Alternatively, the court could throw up its hands, and say that gerrymandered maps are a political problem that the courts cannot solve, or kick the can down the road based on technical issues. Either of those choices would probably turn the next round of redistricting in 2021 into a partisan blood bath in states where one party controls the process.

A decision by the justices not to outlaw partisan gerrymanders could hasten the efforts already underway to challenge tilted maps in state rather than federal courts. Some state constitutions offer more favorable legal grounds for attacking gerrymanders than the national Constitution does. The Pennsylvania Supreme Court invalidated the state’s Republican-drawn congressional map last year based solely on the State Constitution, and Democrats went on to score major gains in the 2018 House elections in the state.

If the Supreme Court lets the gerrymandered maps stand, that would probably give new momentum to citizen-led campaigns to take map-drawing away from state politicians entirely, and give the task to independent redistricting commissions instead. Ballot initiatives last year in Ohio, Michigan, Missouri, Colorado and Utah overhauled the redistricting process in those states, and advocacy groups are preparing similar campaigns in Virginia and elsewhere.

Some historians trace partisan mapmaking to Patrick Henry, who is said to have drawn a Virginia House district for the first congressional election, in 1789, to ensure the defeat of his rival, James Madison (other historians take issue with that claim). But the practice takes its name from Elbridge Gerry, another figure from the Revolution, who later served as Madison’s vice president.

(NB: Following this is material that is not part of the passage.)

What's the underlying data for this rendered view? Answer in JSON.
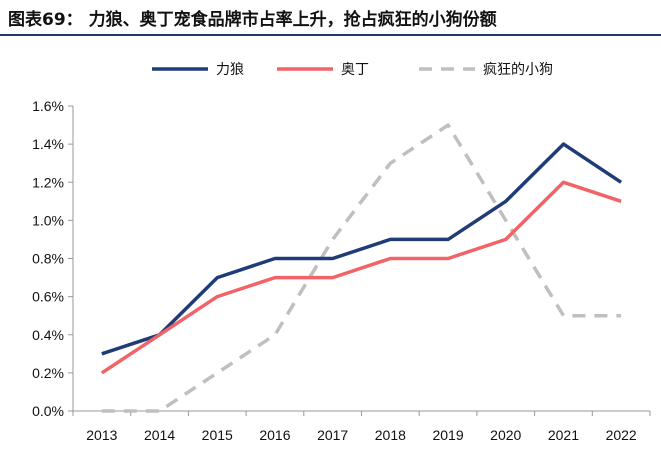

When he was governor of Massachusetts in 1812, Mr. Gerry signed a bill allowing his party to draw State Senate districts that were meant to favor its candidates over the rival Federalists. One serpentine district looked to some like a salamander; a Boston editorial cartoonist drew it with a head and claws and labeled it the “gerry-mander.”

Some footnotes to that history: Mr. Gerry may have been unfairly tarred; there is no clear evidence that he supported the maps his party drew. They did not help his party for very long: the Federalists won control of the Senate the following year. And hardly anyone today pronounces his surname correctly; Mr. Gerry said it with a hard G.